The move to stents has paid dividends, but within a few months after they are implanted, about 20 percent of bare-metal stents clog. The blockages are made up of cells and proteins similar to those that form a scab, says cardiologist Gregg W. Stone of Columbia University Medical Center, a researcher in one of the new studies.

Radioactive pellets inserted into a bare-metal stent impede cell growth and can keep blood flowing through the vessel more consistently than angioplasty alone can. “But radiation is cumbersome to use and expensive,” says cardiologist David R. Holmes of the Mayo Clinic in Rochester, Minn., who coauthored the other study.
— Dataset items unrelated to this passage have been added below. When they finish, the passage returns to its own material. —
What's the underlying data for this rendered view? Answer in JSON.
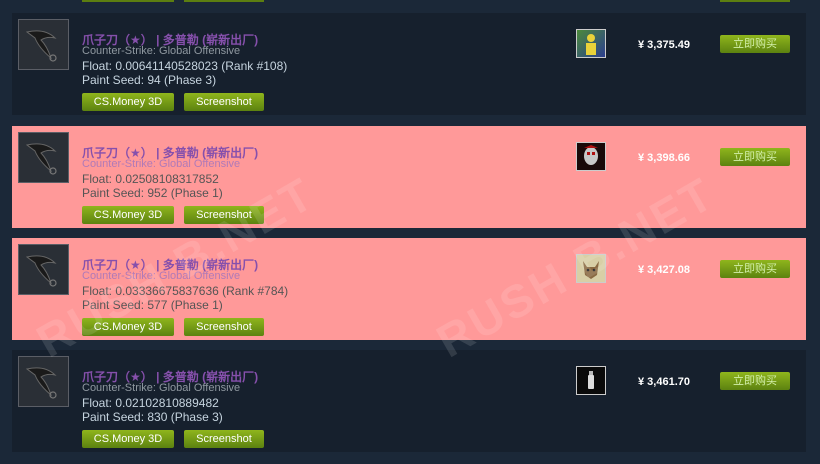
{
  "common": {
    "item_name": "爪子刀（★） | 多普勒 (崭新出厂)",
    "game": "Counter-Strike: Global Offensive",
    "btn_3d": "CS.Money 3D",
    "btn_screenshot": "Screenshot",
    "buy_label": "立即购买"
  },
  "listings": [
    {
      "float": "Float: 0.00641140528023 (Rank #108)",
      "seed": "Paint Seed: 94 (Phase 3)",
      "price": "¥ 3,375.49",
      "sticker_icon": "yellow-character-icon",
      "highlighted": false
    },
    {
      "float": "Float: 0.02508108317852",
      "seed": "Paint Seed: 952 (Phase 1)",
      "price": "¥ 3,398.66",
      "sticker_icon": "red-mask-icon",
      "highlighted": true
    },
    {
      "float": "Float: 0.03336675837636 (Rank #784)",
      "seed": "Paint Seed: 577 (Phase 1)",
      "price": "¥ 3,427.08",
      "sticker_icon": "wolf-icon",
      "highlighted": true
    },
    {
      "float": "Float: 0.02102810889482",
      "seed": "Paint Seed: 830 (Phase 3)",
      "price": "¥ 3,461.70",
      "sticker_icon": "spray-can-icon",
      "highlighted": false
    }
  ],
  "watermark": "RUSH B.NET",
  "colors": {
    "name": "#8650ac",
    "highlight": "#ff9999",
    "button": "#6a9c14"
  }
}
What’s more, radiation sometimes contributes to a blockage by exacerbating vessel damage at the edges of the stent, Stone says.

Drug-coated stents discharge their cargo slowly over several weeks, the period when the vessel is still traumatized from angioplasty and at greatest risk of forming a clog inside the stent, says cardiologist David J. Moliterno of the University of Kentucky in Lexington, who didn’t participate in either of the new studies.
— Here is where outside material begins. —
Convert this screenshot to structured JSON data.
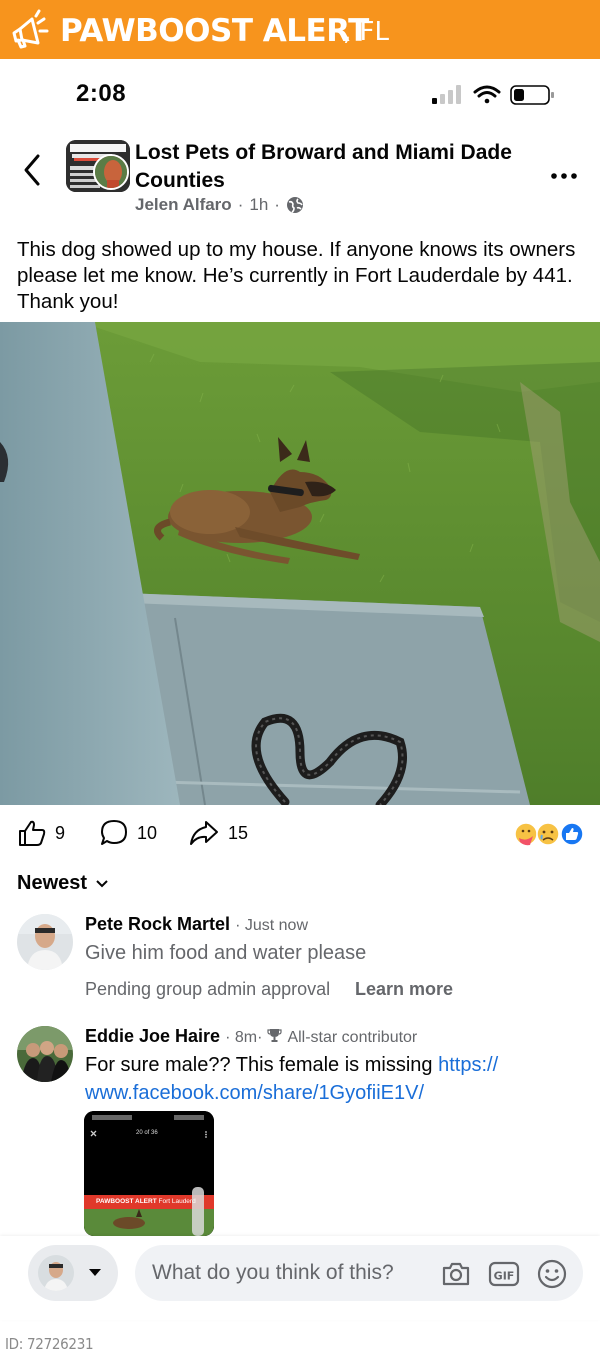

To compare the two treatments, the two research teams randomly assigned 780 people with blocked bare-metal stents to have angioplasty followed either by insertion of a second, coated stent or by radiation at the stent site.

The stent-in-stent approach proved better. Only 9 percent and 11 percent of stents laced with the drugs sirolimus (Rapamycin) and paclitaxel (Taxol), respectively, needed to be reopened during the two 9-month trials, the scientists report in the March 15 Journal of the American Medical Association. In patients receiving radiation, roughly twice as many stents required reopening during that time. The companies that make the two drug-coated stents sponsored the trials.

Coupled with earlier work, the new studies “establish the role of drug-[releasing] stents as the preferred treatment” for blocked bare-metal stents, says cardiologist Adnan Kastrati of the German Heart Center in Munich.

Some U.S. doctors are already using the stent-in-stent approach, Stone says.

In response to the new results, radiation treatment will probably fall into disuse, Stone and Holmes say.